I was lucky that an opportunity came up and a position needed to be filled as soon as possible so the rotation process for me all happened within the space of two weeks. It was a very efficient process where both my old team and HR were really helpful in making it happen. Although I am only 6 months into my new role, I definitely feel like I am now on the right track in terms of where I would like my career to go. I have had a lot of exposure over the last couple of months, working on a fast-paced project where there is a lot of change going on every day. This is both exciting and challenging but the main thing for me is that I am definitely progressing. The new role has enabled me to learn a lot about becoming a Business Analyst, to learn about the customer and also about the industry.
In my role, I am required to gain a good understanding of the systems and technologies that the bank use so I can work with stakeholders to identify where automation could be applied to make processes more efficient. Once this is identified, I then work with the customer to see this change through a full lifecycle, from an idea to a delivered solution.
So not only have I learned about these systems and technologies that are specific to the bank, but I have also learned new skills and used my existing skill set to help make these changes happen for the customer.
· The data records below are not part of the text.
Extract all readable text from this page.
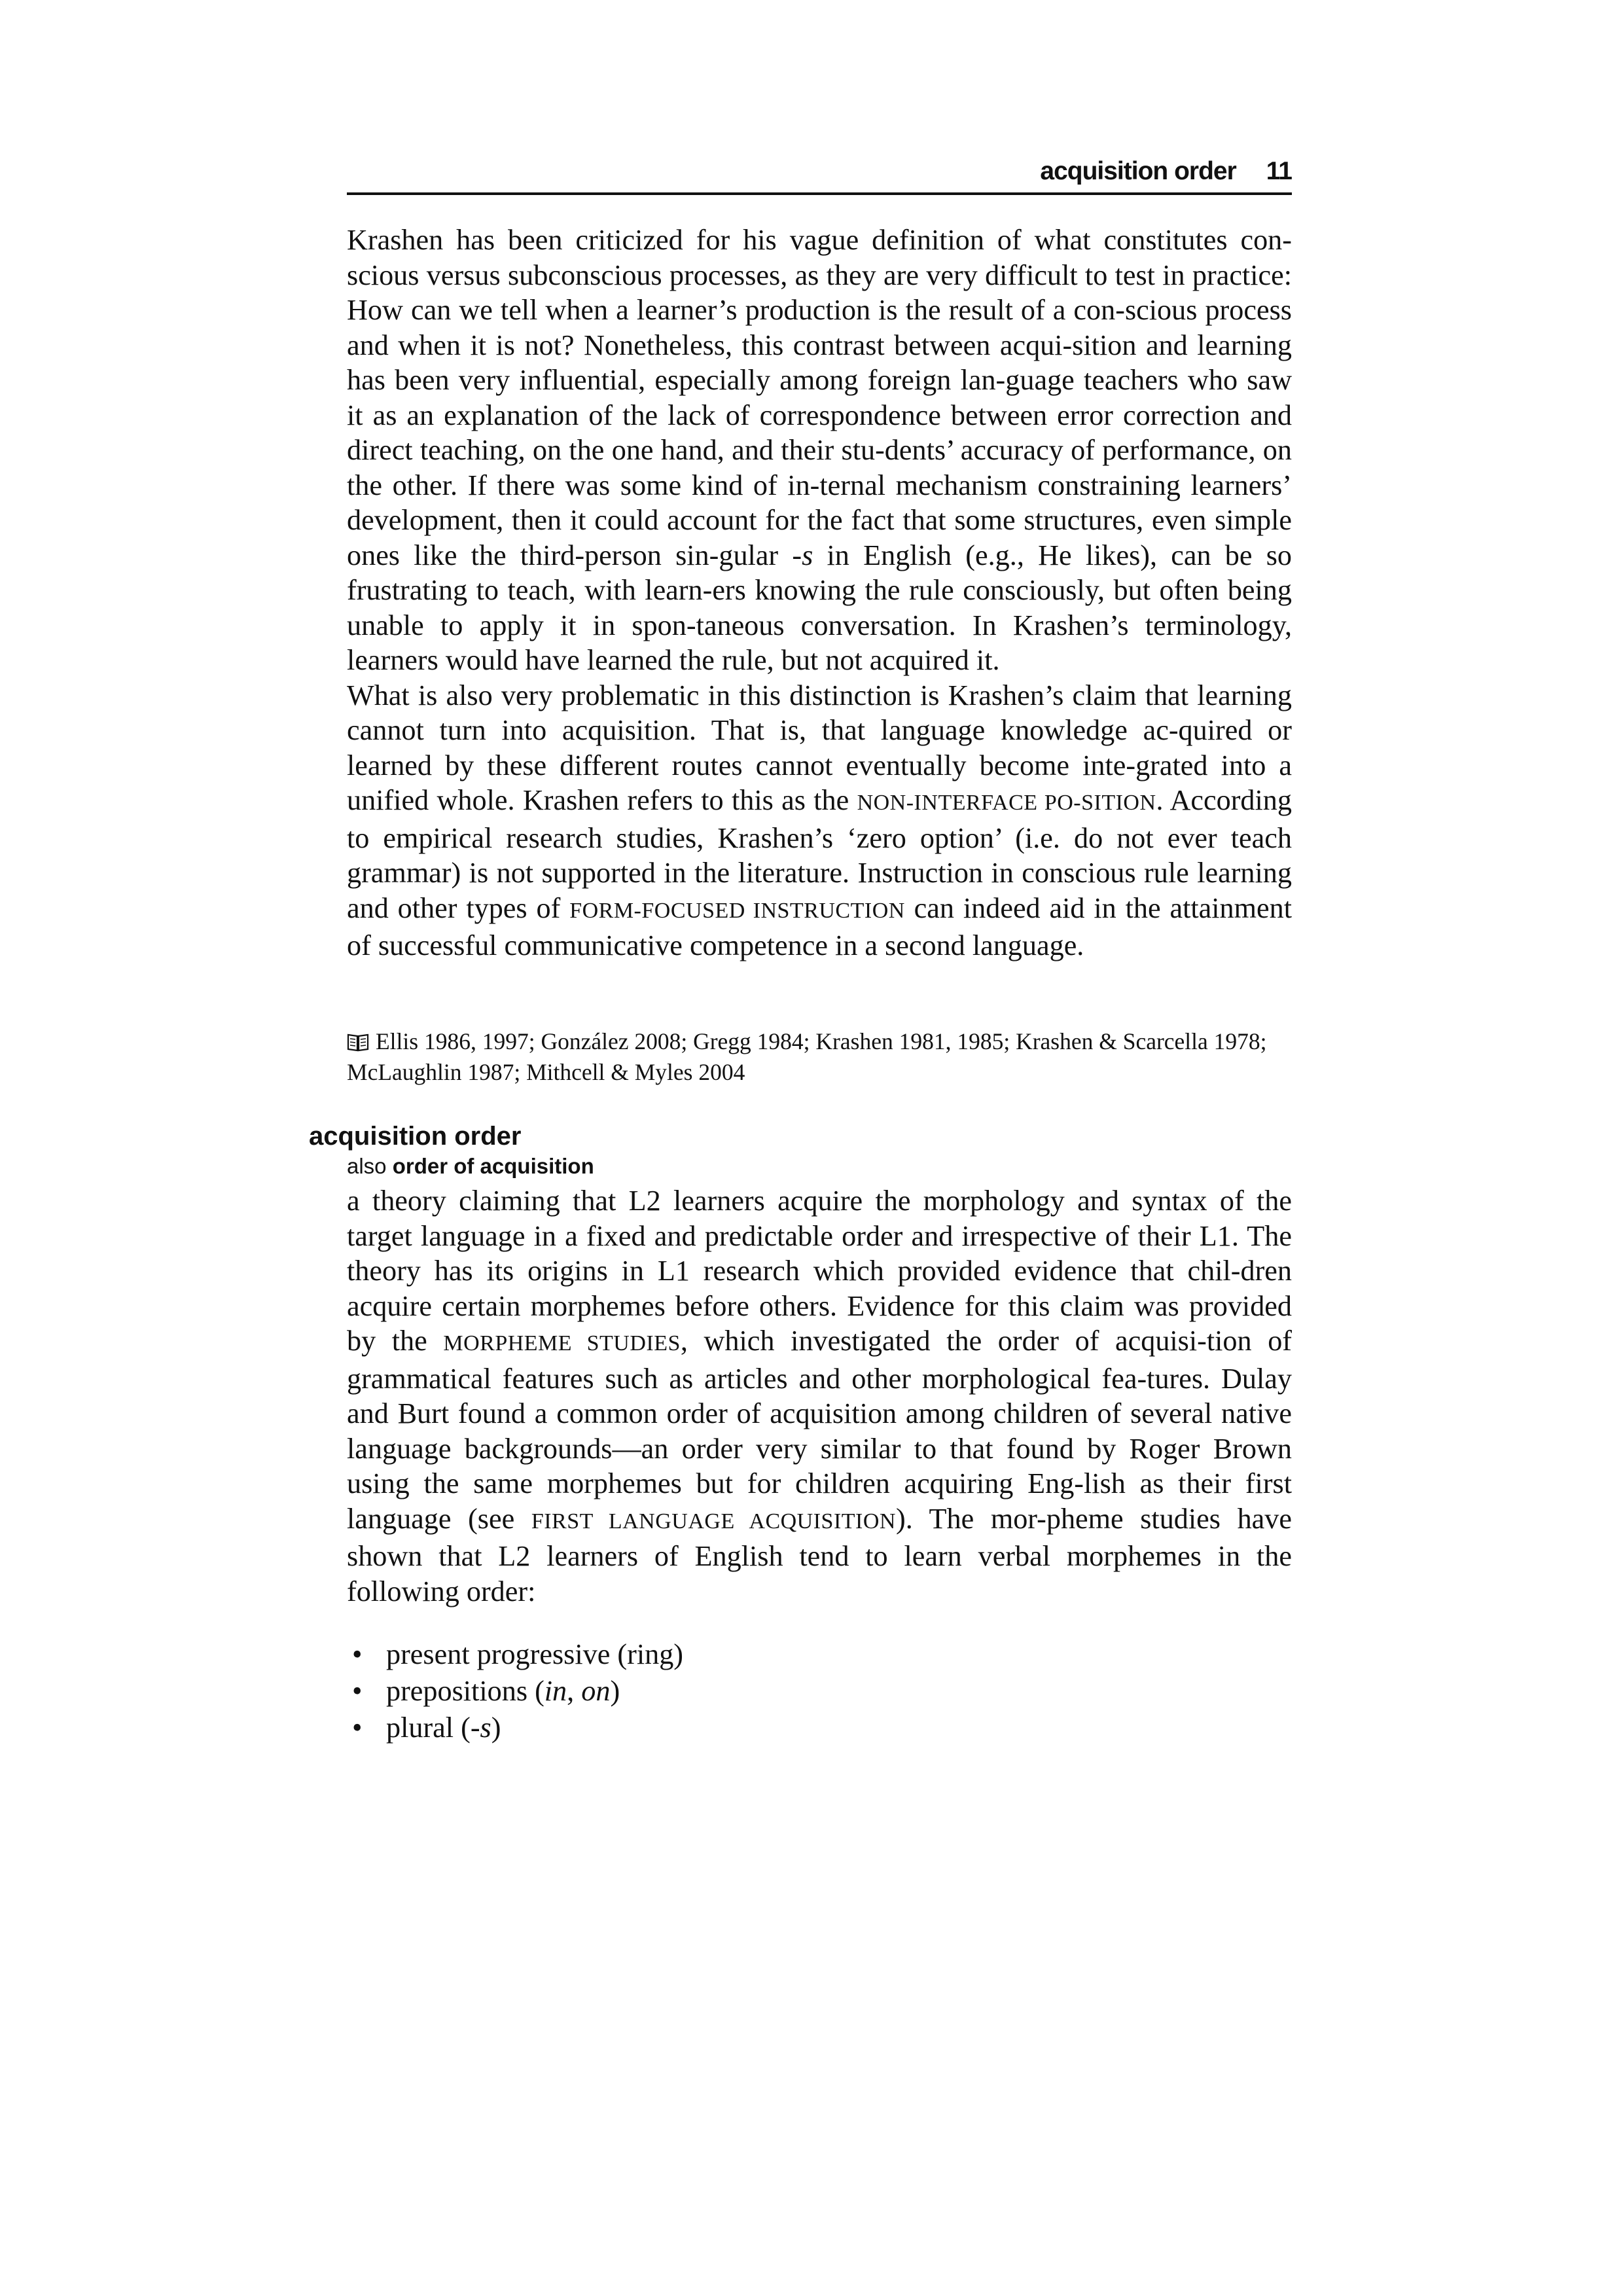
acquisition order 11

Krashen has been criticized for his vague definition of what constitutes con-scious versus subconscious processes, as they are very difficult to test in practice: How can we tell when a learner’s production is the result of a con-scious process and when it is not? Nonetheless, this contrast between acqui-sition and learning has been very influential, especially among foreign lan-guage teachers who saw it as an explanation of the lack of correspondence between error correction and direct teaching, on the one hand, and their stu-dents’ accuracy of performance, on the other. If there was some kind of in-ternal mechanism constraining learners’ development, then it could account for the fact that some structures, even simple ones like the third-person sin-gular -s in English (e.g., He likes), can be so frustrating to teach, with learn-ers knowing the rule consciously, but often being unable to apply it in spon-taneous conversation. In Krashen’s terminology, learners would have learned the rule, but not acquired it.

What is also very problematic in this distinction is Krashen’s claim that learning cannot turn into acquisition. That is, that language knowledge ac-quired or learned by these different routes cannot eventually become inte-grated into a unified whole. Krashen refers to this as the NON-INTERFACE PO-SITION. According to empirical research studies, Krashen’s ‘zero option’ (i.e. do not ever teach grammar) is not supported in the literature. Instruction in conscious rule learning and other types of FORM-FOCUSED INSTRUCTION can indeed aid in the attainment of successful communicative competence in a second language.

Ellis 1986, 1997; González 2008; Gregg 1984; Krashen 1981, 1985; Krashen & Scarcella 1978; McLaughlin 1987; Mithcell & Myles 2004
acquisition order
also order of acquisition

a theory claiming that L2 learners acquire the morphology and syntax of the target language in a fixed and predictable order and irrespective of their L1. The theory has its origins in L1 research which provided evidence that chil-dren acquire certain morphemes before others. Evidence for this claim was provided by the MORPHEME STUDIES, which investigated the order of acquisi-tion of grammatical features such as articles and other morphological fea-tures. Dulay and Burt found a common order of acquisition among children of several native language backgrounds—an order very similar to that found by Roger Brown using the same morphemes but for children acquiring Eng-lish as their first language (see FIRST LANGUAGE ACQUISITION). The mor-pheme studies have shown that L2 learners of English tend to learn verbal morphemes in the following order:

• present progressive (ring)
• prepositions (in, on)
• plural (-s)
Some examples of the skills required in this role that I have both learned and enhanced, including facilitating workshops, communicating effectively, problem-solving, presenting to large audiences, business process mapping, and producing high-quality user stories and wireframes, all while working in an Agile Scrum environment. Additionally, I have acquired two certifications – Professional Scrum Master and the Prince 2 Foundation.
I would have three pieces of advice for anyone considering a rotation. Firstly, make it known that you are thinking about a rotation. Let your line manager and colleagues know as they would then be able to put you forward for a role that comes up or they could put you in contact with someone that may be able to help. Secondly, reach out to a colleague who is in the role that you are hoping to rotate into. It may not be what you thought it was or what you were expecting so I would definitely recommend having a conversation with someone who has experience in your desired role. Lastly, if an opportunity comes about and you are interested in it, then go for it as even if it doesn’t go according to plan, you will still have learned something in the new role that will add to your experience and boost your knowledge or skillset.
I have 5 years experience in IT working with finance and utilities companies and am educated in engineering, law and finance. I started out as a senior VBA Developer for a major client project at Version 1, mainly focused on supporting existing VBA tools, building advanced reporting systems and overseeing migration tools. I rotated to a Cloud Consultant position on a Cloud and Automation project, and, later, became an Oracle Application Consultant on a Cloud ERP project. I was inspired to rotate as VBA was a declining technology and I wanted to move into a growing tech area.
For me, the rotation process was very quick and took about two months. I had been preparing for nearly a year prior to this by completing a cloud certification. My career has become a lot more fluid since I changed roles. I use a mix of technologies daily like AWS, Azure, OCI, GCP, T-SQL, PL/SQL, Kubernetes, Docker, Chef, Ansible, Jenkins. I now have experience across multiple areas which means it’s easy for me to fit in on nearly any project. As a result, my career options are now a lot wider than before.